Assignment[N]: this can be either empty or a pair of (identifier, expression) if the node N contains an assignment. The first element of this pair is the identifier of the left-side of the assignment. The second element of this pair is the expression of the right-side of the assignment. Expressions in OutSystems are like in any other language, basically any legal combination of symbols that represents a value. This isn’t used in a common live variable analysis implementation.
Def[N]: a set of Identifiers that are assigned a value in N (in some implementations, Def[N] is also defined as a set of Identifiers assigned a value in N before any use, but this doesn’t change the solution of the dataflow equation). This is also sometimes called Kill[N] in some implementations.
Use[N]: the set of Identifiers that are used in N before any assignment. Sometimes called Gen[N] in some implementations. What is different from common live variable analysis implementations is that the right side Identifiers on any assignment are usually not considered uses. The exceptions are Identifiers used as arguments to functions and the right side Identifiers in a assign to a global variable (like a session variable).

Algorithm

The algorithm proceeds as follows:

While changes to any of the in’s occur do
 For each node N do Begin
  Out[N] = Disjunction of all In[s], where s is a successor of N
  In[N] = Use[N] + (Out[N] — Def[N])  If exist assignment[N]
   For each outputID in Out[N]
    If left-side[assignment[N]] is a prefix of outputID
     If right-side[assignment[N]] is a Identifier Begin
      suffix = suffix of outputID not in left-side[assignment[N]]
      Add right-side[assignment[N]].suffix to In[N]
     End Else
      Add all Identifiers in rigth-side[assignment[N]] to In[N]
End

Algorithm Notes

The algorithm basically runs for all nodes while there are changes in In[N] for any node N.

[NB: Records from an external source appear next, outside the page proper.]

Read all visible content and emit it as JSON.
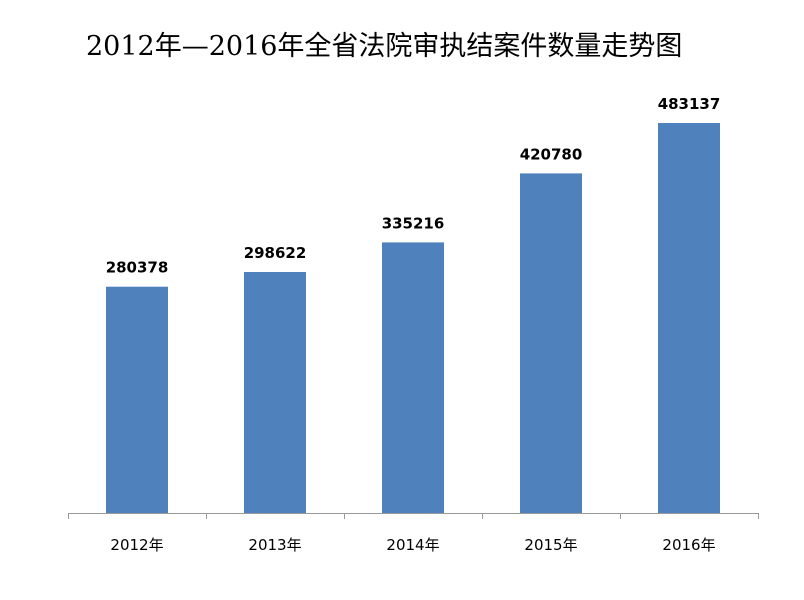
{
  "chart_data": {
    "type": "bar",
    "title": "2012年—2016年全省法院审执结案件数量走势图",
    "xlabel": "",
    "ylabel": "",
    "categories": [
      "2012年",
      "2013年",
      "2014年",
      "2015年",
      "2016年"
    ],
    "values": [
      280378,
      298622,
      335216,
      420780,
      483137
    ],
    "ylim": [
      0,
      560000
    ],
    "bar_color": "#4f81bd",
    "grid": false,
    "legend": "none",
    "data_labels": true
  }
}
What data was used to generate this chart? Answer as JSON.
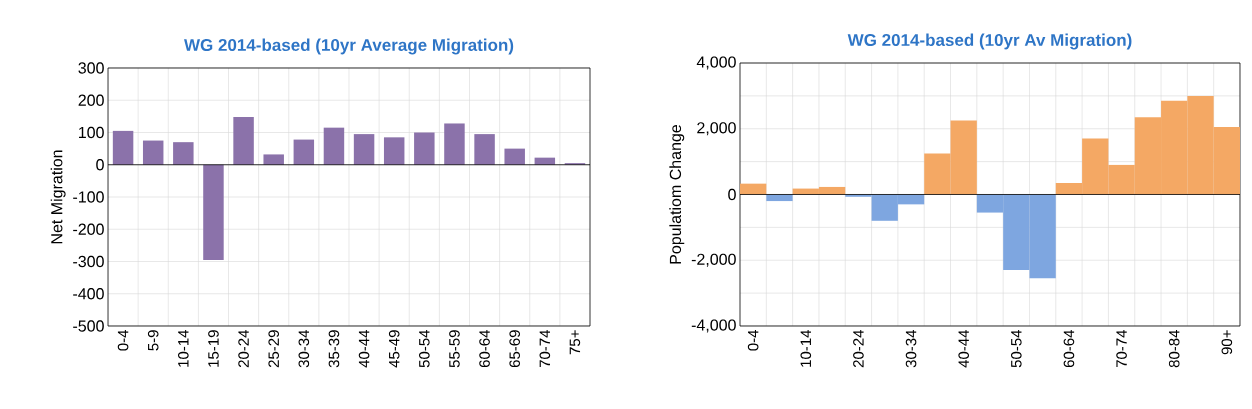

Note that the algorithm treats assignments in a special way: if we assign from one identifier to another, we only transport the liveness of the identifier on the right side to the identifier on the left side. So a flow containing only assignments doesn’t affect the liveness of variables at all and may be seen as a NOP.

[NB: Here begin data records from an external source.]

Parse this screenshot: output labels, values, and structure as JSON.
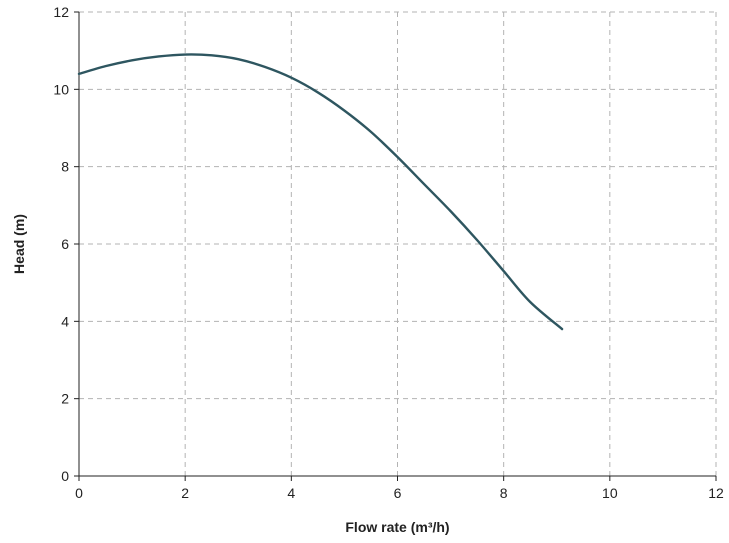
{
  "chart_data": {
    "type": "line",
    "title": "",
    "xlabel": "Flow rate (m³/h)",
    "ylabel": "Head (m)",
    "xlim": [
      0,
      12
    ],
    "ylim": [
      0,
      12
    ],
    "xticks": [
      0,
      2,
      4,
      6,
      8,
      10,
      12
    ],
    "yticks": [
      0,
      2,
      4,
      6,
      8,
      10,
      12
    ],
    "grid": true,
    "grid_style": "dashed",
    "legend": "none",
    "series": [
      {
        "color": "#2e5660",
        "x": [
          0,
          0.5,
          1,
          1.5,
          2,
          2.5,
          3,
          3.5,
          4,
          4.5,
          5,
          5.5,
          6,
          6.5,
          7,
          7.5,
          8,
          8.5,
          9.1
        ],
        "y": [
          10.4,
          10.6,
          10.75,
          10.85,
          10.9,
          10.88,
          10.78,
          10.58,
          10.3,
          9.92,
          9.45,
          8.9,
          8.25,
          7.55,
          6.85,
          6.1,
          5.3,
          4.5,
          3.8
        ]
      }
    ]
  }
}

What this means in practice is that we can assign one composite object to another one and this won’t mark the whole object as being used. Like we said before, since the objects in our applications tend to have lots of attributes, this also has a big impact in the output of the algorithm.

Conclusions

The usage of this algorithm assures that we keep viewstate usage as minimum. For the example screen, if we assume that each contact photo has an average of 40KB (if we use thumbnails instead of original resolution images) and the contact list contains 50 entries at a time (the default Line Count for OutSystems list widgets), we save 2MB on the viewstate and we also manage those 2MB in the Application Server<->Database communication, which help us make our applications more scalable while also giving a better experience to the end users of those applications.